Download demo code vis.py used to generate the plots below. NB! The file will have .txt extension, remove it when you have downloaded it.
The code will demonstrate loading hinnavaatlus.ee and teachers.ee JSON-encoded datasets. Additionally, it shows how to turn the documents into bag-of-words and TF-IDF feature spaces, commonly used representations of textual features in various natural language processing tasks. We also use principal component analysis (PCA) to reduce the dimensionality into 2D-coordinate space, suitable for plotting.
Example 1: BOW + PCA (hinnavaatlus)
Bag-of-words (BOW) representation basically converts each document into a vector, where every element denotes the frequency of a single lemma. Note that we can also use word or character n-grams instead. See CountVectorizer documention for more details.
Following example does just that. It converts the documents into BOW representation, applies PCA and plots the transformations. The colors represent positive ( 4, 5), neutral (rating 3) and negative (1, 2) user ratings. The plot is useful for estimating how useful are the extracted features for classification tasks.
Example2: TF-IDF + PCA (hinnavaatlus)
Here we replace BOW representation with TF-IDF. The resulting separation of positive and negative comments seems slightly better, but it is hard to say if it would aid classification.
Example 3: TF-IDF + CHI2 TEST BASED FEATURE SELECTION + PCA (hinnavaatlus)
In this example, we additionally employ chi-squared test to measure independence of features in positive vs nutral vs negative classes. It will help to select features that are most discriminative between positive, negative and neutral documents. We see in the plot, that this approach is much better than two previous.
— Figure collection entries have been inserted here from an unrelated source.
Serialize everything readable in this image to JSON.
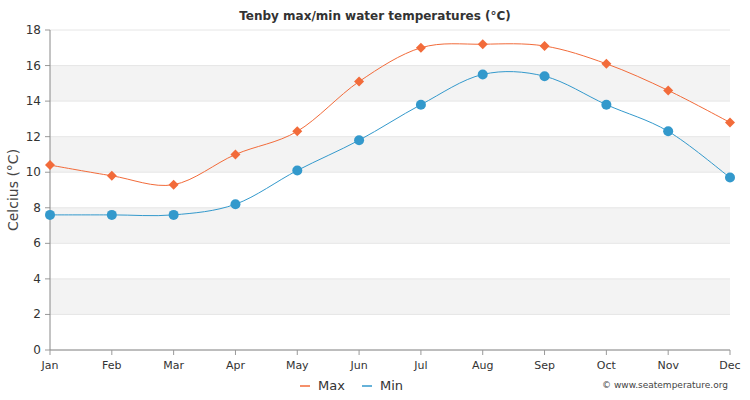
{
  "chart_data": {
    "type": "line",
    "title": "Tenby max/min water temperatures (°C)",
    "y_label": "Celcius (°C)",
    "categories": [
      "Jan",
      "Feb",
      "Mar",
      "Apr",
      "May",
      "Jun",
      "Jul",
      "Aug",
      "Sep",
      "Oct",
      "Nov",
      "Dec"
    ],
    "series": [
      {
        "name": "Max",
        "color": "#f26b3a",
        "marker": "diamond",
        "line_style": "solid",
        "values": [
          10.4,
          9.8,
          9.3,
          11.0,
          12.3,
          15.1,
          17.0,
          17.2,
          17.1,
          16.1,
          14.6,
          12.8
        ]
      },
      {
        "name": "Min",
        "color": "#3399cc",
        "marker": "circle",
        "line_style": "solid",
        "values": [
          7.6,
          7.6,
          7.6,
          8.2,
          10.1,
          11.8,
          13.8,
          15.5,
          15.4,
          13.8,
          12.3,
          9.7
        ]
      }
    ],
    "ylim": [
      0,
      18
    ],
    "yticks": [
      0,
      2,
      4,
      6,
      8,
      10,
      12,
      14,
      16,
      18
    ],
    "grid": true,
    "legend": "bottom",
    "annotations": [
      "© www.seatemperature.org"
    ]
  }
}
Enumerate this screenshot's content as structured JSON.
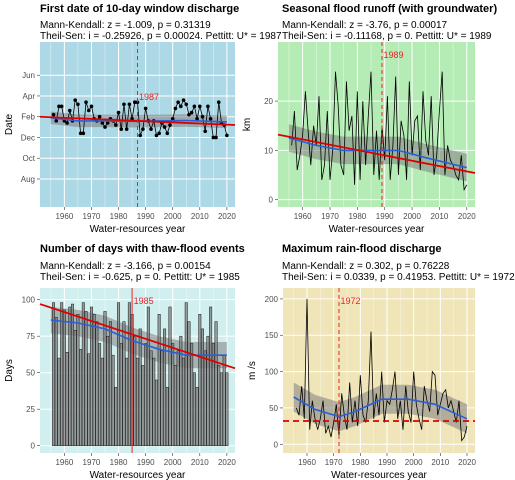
{
  "chart_data": [
    {
      "type": "line",
      "title": "First date of 10-day window discharge",
      "subtitle1": "Mann-Kendall: z = -1.009, p = 0.31319",
      "subtitle2": "Theil-Sen: i = -0.25926, p = 0.00024. Pettitt: U* = 1987",
      "xlabel": "Water-resources year",
      "ylabel": "Date",
      "xlim": [
        1951,
        2023
      ],
      "ylim": [
        -0.35,
        7.6
      ],
      "x_ticks": [
        1960,
        1970,
        1980,
        1990,
        2000,
        2010,
        2020
      ],
      "y_ticks": [
        {
          "v": 1,
          "label": "Aug"
        },
        {
          "v": 2,
          "label": "Oct"
        },
        {
          "v": 3,
          "label": "Dec"
        },
        {
          "v": 4,
          "label": "Feb"
        },
        {
          "v": 5,
          "label": "Apr"
        },
        {
          "v": 6,
          "label": "Jun"
        }
      ],
      "background": "#add8e6",
      "style": "points",
      "change_point": {
        "x": 1987,
        "label": "1987"
      },
      "trend_line": [
        [
          1951,
          4.0
        ],
        [
          2023,
          3.6
        ]
      ],
      "smooth": [
        [
          1955,
          3.95
        ],
        [
          1965,
          3.8
        ],
        [
          1975,
          3.8
        ],
        [
          1985,
          3.78
        ],
        [
          1995,
          3.8
        ],
        [
          2005,
          3.82
        ],
        [
          2020,
          3.75
        ]
      ],
      "band_width": 0.3,
      "x": [
        1956,
        1957,
        1958,
        1959,
        1960,
        1961,
        1962,
        1963,
        1964,
        1965,
        1966,
        1967,
        1968,
        1969,
        1970,
        1971,
        1972,
        1973,
        1974,
        1975,
        1976,
        1977,
        1978,
        1979,
        1980,
        1981,
        1982,
        1983,
        1984,
        1985,
        1986,
        1987,
        1988,
        1989,
        1990,
        1991,
        1992,
        1993,
        1994,
        1995,
        1996,
        1997,
        1998,
        1999,
        2000,
        2001,
        2002,
        2003,
        2004,
        2005,
        2006,
        2007,
        2008,
        2009,
        2010,
        2011,
        2012,
        2013,
        2014,
        2015,
        2016,
        2017,
        2018,
        2019,
        2020
      ],
      "values": [
        4.1,
        3.8,
        4.5,
        4.5,
        3.8,
        3.7,
        4.3,
        3.8,
        4.8,
        4.6,
        3.2,
        3.2,
        4.7,
        4.3,
        4.5,
        3.9,
        3.8,
        4.0,
        3.7,
        3.5,
        3.7,
        3.9,
        3.8,
        3.6,
        4.2,
        3.4,
        4.6,
        3.4,
        4.6,
        3.9,
        4.7,
        4.7,
        3.1,
        3.4,
        4.4,
        3.8,
        3.4,
        3.8,
        3.1,
        3.2,
        3.7,
        3.5,
        3.2,
        3.6,
        3.9,
        4.4,
        4.7,
        4.5,
        4.8,
        4.6,
        4.1,
        4.2,
        4.5,
        3.9,
        4.5,
        4.0,
        3.3,
        4.5,
        3.9,
        3.0,
        3.0,
        4.7,
        3.7,
        3.6,
        3.1
      ]
    },
    {
      "type": "line",
      "title": "Seasonal flood runoff (with groundwater)",
      "subtitle1": "Mann-Kendall: z = -3.76, p = 0.00017",
      "subtitle2": "Theil-Sen: i = -0.11168, p = 0. Pettitt: U* = 1989",
      "xlabel": "Water-resources year",
      "ylabel": "km",
      "xlim": [
        1951,
        2023
      ],
      "ylim": [
        -1.5,
        32
      ],
      "x_ticks": [
        1960,
        1970,
        1980,
        1990,
        2000,
        2010,
        2020
      ],
      "y_ticks": [
        {
          "v": 0,
          "label": "0"
        },
        {
          "v": 10,
          "label": "10"
        },
        {
          "v": 20,
          "label": "20"
        }
      ],
      "background": "#b5ebb5",
      "style": "line",
      "change_point": {
        "x": 1989,
        "label": "1989"
      },
      "trend_line": [
        [
          1951,
          13.2
        ],
        [
          2023,
          5.4
        ]
      ],
      "smooth": [
        [
          1955,
          12.5
        ],
        [
          1965,
          11.0
        ],
        [
          1975,
          10.0
        ],
        [
          1985,
          10.0
        ],
        [
          1995,
          10.0
        ],
        [
          2005,
          8.5
        ],
        [
          2020,
          6.5
        ]
      ],
      "band_width": 2.8,
      "x": [
        1956,
        1957,
        1958,
        1959,
        1960,
        1961,
        1962,
        1963,
        1964,
        1965,
        1966,
        1967,
        1968,
        1969,
        1970,
        1971,
        1972,
        1973,
        1974,
        1975,
        1976,
        1977,
        1978,
        1979,
        1980,
        1981,
        1982,
        1983,
        1984,
        1985,
        1986,
        1987,
        1988,
        1989,
        1990,
        1991,
        1992,
        1993,
        1994,
        1995,
        1996,
        1997,
        1998,
        1999,
        2000,
        2001,
        2002,
        2003,
        2004,
        2005,
        2006,
        2007,
        2008,
        2009,
        2010,
        2011,
        2012,
        2013,
        2014,
        2015,
        2016,
        2017,
        2018,
        2019,
        2020
      ],
      "values": [
        11,
        18,
        6,
        9,
        13,
        22,
        14,
        7,
        15,
        11,
        21,
        4,
        7,
        18,
        4,
        10,
        26,
        19,
        7,
        5,
        24,
        14,
        17,
        3,
        22,
        4,
        20,
        7,
        17,
        26,
        5,
        14,
        4,
        15,
        8,
        21,
        4,
        11,
        25,
        5,
        16,
        13,
        4,
        24,
        9,
        16,
        17,
        6,
        22,
        12,
        9,
        21,
        5,
        9,
        18,
        26,
        5,
        11,
        8,
        7,
        5,
        4,
        9,
        2,
        3
      ]
    },
    {
      "type": "bar",
      "title": "Number of days with thaw-flood events",
      "subtitle1": "Mann-Kendall: z = -3.166, p = 0.00154",
      "subtitle2": "Theil-Sen: i = -0.625, p = 0. Pettitt: U* = 1985",
      "xlabel": "Water-resources year",
      "ylabel": "Days",
      "xlim": [
        1951,
        2023
      ],
      "ylim": [
        -5,
        108
      ],
      "x_ticks": [
        1960,
        1970,
        1980,
        1990,
        2000,
        2010,
        2020
      ],
      "y_ticks": [
        {
          "v": 0,
          "label": "0"
        },
        {
          "v": 25,
          "label": "25"
        },
        {
          "v": 50,
          "label": "50"
        },
        {
          "v": 75,
          "label": "75"
        },
        {
          "v": 100,
          "label": "100"
        }
      ],
      "background": "#d1efef",
      "style": "bars",
      "change_point": {
        "x": 1985,
        "label": "1985"
      },
      "trend_line": [
        [
          1951,
          97
        ],
        [
          2023,
          53
        ]
      ],
      "smooth": [
        [
          1955,
          86
        ],
        [
          1965,
          84
        ],
        [
          1975,
          80
        ],
        [
          1985,
          72
        ],
        [
          1995,
          66
        ],
        [
          2005,
          62
        ],
        [
          2020,
          62
        ]
      ],
      "band_width": 9,
      "x": [
        1956,
        1957,
        1958,
        1959,
        1960,
        1961,
        1962,
        1963,
        1964,
        1965,
        1966,
        1967,
        1968,
        1969,
        1970,
        1971,
        1972,
        1973,
        1974,
        1975,
        1976,
        1977,
        1978,
        1979,
        1980,
        1981,
        1982,
        1983,
        1984,
        1985,
        1986,
        1987,
        1988,
        1989,
        1990,
        1991,
        1992,
        1993,
        1994,
        1995,
        1996,
        1997,
        1998,
        1999,
        2000,
        2001,
        2002,
        2003,
        2004,
        2005,
        2006,
        2007,
        2008,
        2009,
        2010,
        2011,
        2012,
        2013,
        2014,
        2015,
        2016,
        2017,
        2018,
        2019,
        2020
      ],
      "values": [
        98,
        88,
        60,
        98,
        93,
        64,
        95,
        97,
        79,
        90,
        66,
        98,
        92,
        63,
        95,
        90,
        85,
        70,
        60,
        92,
        75,
        85,
        62,
        40,
        98,
        70,
        85,
        60,
        98,
        90,
        75,
        60,
        80,
        55,
        70,
        95,
        65,
        60,
        45,
        90,
        65,
        80,
        40,
        95,
        70,
        55,
        65,
        75,
        60,
        98,
        85,
        70,
        50,
        40,
        90,
        80,
        65,
        75,
        95,
        70,
        85,
        55,
        50,
        62,
        50
      ]
    },
    {
      "type": "line",
      "title": "Maximum rain-flood discharge",
      "subtitle1": "Mann-Kendall: z = 0.302, p = 0.76228",
      "subtitle2": "Theil-Sen: i = 0.0339, p = 0.41953. Pettitt: U* = 1972",
      "xlabel": "Water-resources year",
      "ylabel": "m  /s",
      "xlim": [
        1951,
        2023
      ],
      "ylim": [
        -12,
        215
      ],
      "x_ticks": [
        1960,
        1970,
        1980,
        1990,
        2000,
        2010,
        2020
      ],
      "y_ticks": [
        {
          "v": 0,
          "label": "0"
        },
        {
          "v": 50,
          "label": "50"
        },
        {
          "v": 100,
          "label": "100"
        },
        {
          "v": 150,
          "label": "150"
        },
        {
          "v": 200,
          "label": "200"
        }
      ],
      "background": "#efe5b8",
      "style": "line",
      "change_point": {
        "x": 1972,
        "label": "1972"
      },
      "trend_line": [
        [
          1951,
          32
        ],
        [
          2023,
          34
        ]
      ],
      "hline_dashed": 32,
      "smooth": [
        [
          1955,
          65
        ],
        [
          1963,
          48
        ],
        [
          1972,
          38
        ],
        [
          1978,
          45
        ],
        [
          1988,
          62
        ],
        [
          1998,
          62
        ],
        [
          2008,
          55
        ],
        [
          2020,
          35
        ]
      ],
      "band_width": 20,
      "x": [
        1956,
        1957,
        1958,
        1959,
        1960,
        1961,
        1962,
        1963,
        1964,
        1965,
        1966,
        1967,
        1968,
        1969,
        1970,
        1971,
        1972,
        1973,
        1974,
        1975,
        1976,
        1977,
        1978,
        1979,
        1980,
        1981,
        1982,
        1983,
        1984,
        1985,
        1986,
        1987,
        1988,
        1989,
        1990,
        1991,
        1992,
        1993,
        1994,
        1995,
        1996,
        1997,
        1998,
        1999,
        2000,
        2001,
        2002,
        2003,
        2004,
        2005,
        2006,
        2007,
        2008,
        2009,
        2010,
        2011,
        2012,
        2013,
        2014,
        2015,
        2016,
        2017,
        2018,
        2019,
        2020
      ],
      "values": [
        50,
        40,
        80,
        35,
        200,
        20,
        60,
        35,
        20,
        35,
        60,
        15,
        25,
        10,
        30,
        55,
        12,
        70,
        40,
        20,
        85,
        30,
        60,
        25,
        95,
        40,
        30,
        60,
        155,
        35,
        70,
        40,
        100,
        30,
        60,
        55,
        75,
        100,
        35,
        60,
        20,
        80,
        45,
        30,
        100,
        55,
        35,
        20,
        80,
        60,
        45,
        100,
        95,
        40,
        55,
        70,
        75,
        50,
        60,
        45,
        30,
        60,
        5,
        10,
        25
      ]
    }
  ]
}
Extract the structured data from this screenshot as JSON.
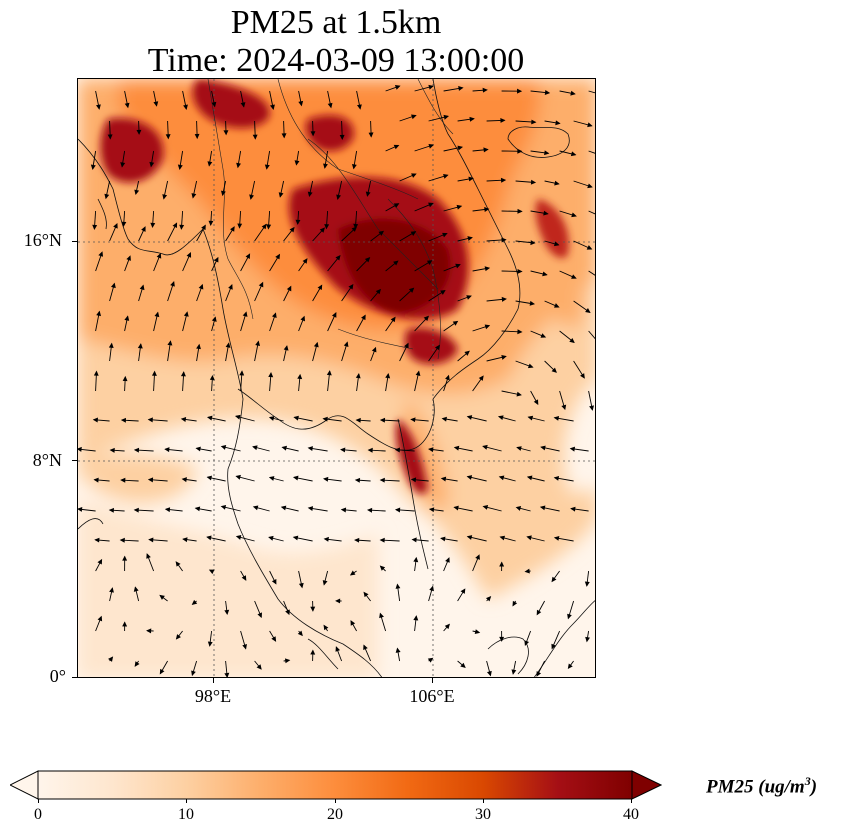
{
  "title_line1": "PM25 at 1.5km",
  "title_line2": "Time: 2024-03-09 13:00:00",
  "map": {
    "lat_ticks": [
      "16°N",
      "8°N",
      "0°"
    ],
    "lon_ticks": [
      "98°E",
      "106°E"
    ],
    "gridlines": "dotted",
    "colormap": "OrRd",
    "features": [
      "coastlines",
      "country-borders",
      "wind-vectors"
    ]
  },
  "colorbar": {
    "label_main": "PM25 (ug/m",
    "label_sup": "3",
    "label_end": ")",
    "ticks": [
      "0",
      "10",
      "20",
      "30",
      "40"
    ],
    "range": [
      0,
      40
    ],
    "extend": "both",
    "colors": [
      "#fff5eb",
      "#fee6ce",
      "#fdd0a2",
      "#fdae6b",
      "#fd8d3c",
      "#f16913",
      "#d94801",
      "#a50f15",
      "#7f0000"
    ]
  }
}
Most positive examples are separated, although it is still hard to distinguish between neutral and negative documents.
Example 4: TF-IDF + PCA (hinnavaatlus vs teachers)
This last example shows that the language used in teachers dataset is clearly different from hinnavaatlus dataset as there is no problem to distinguish between the two. We even did not need to employ any special feature selection.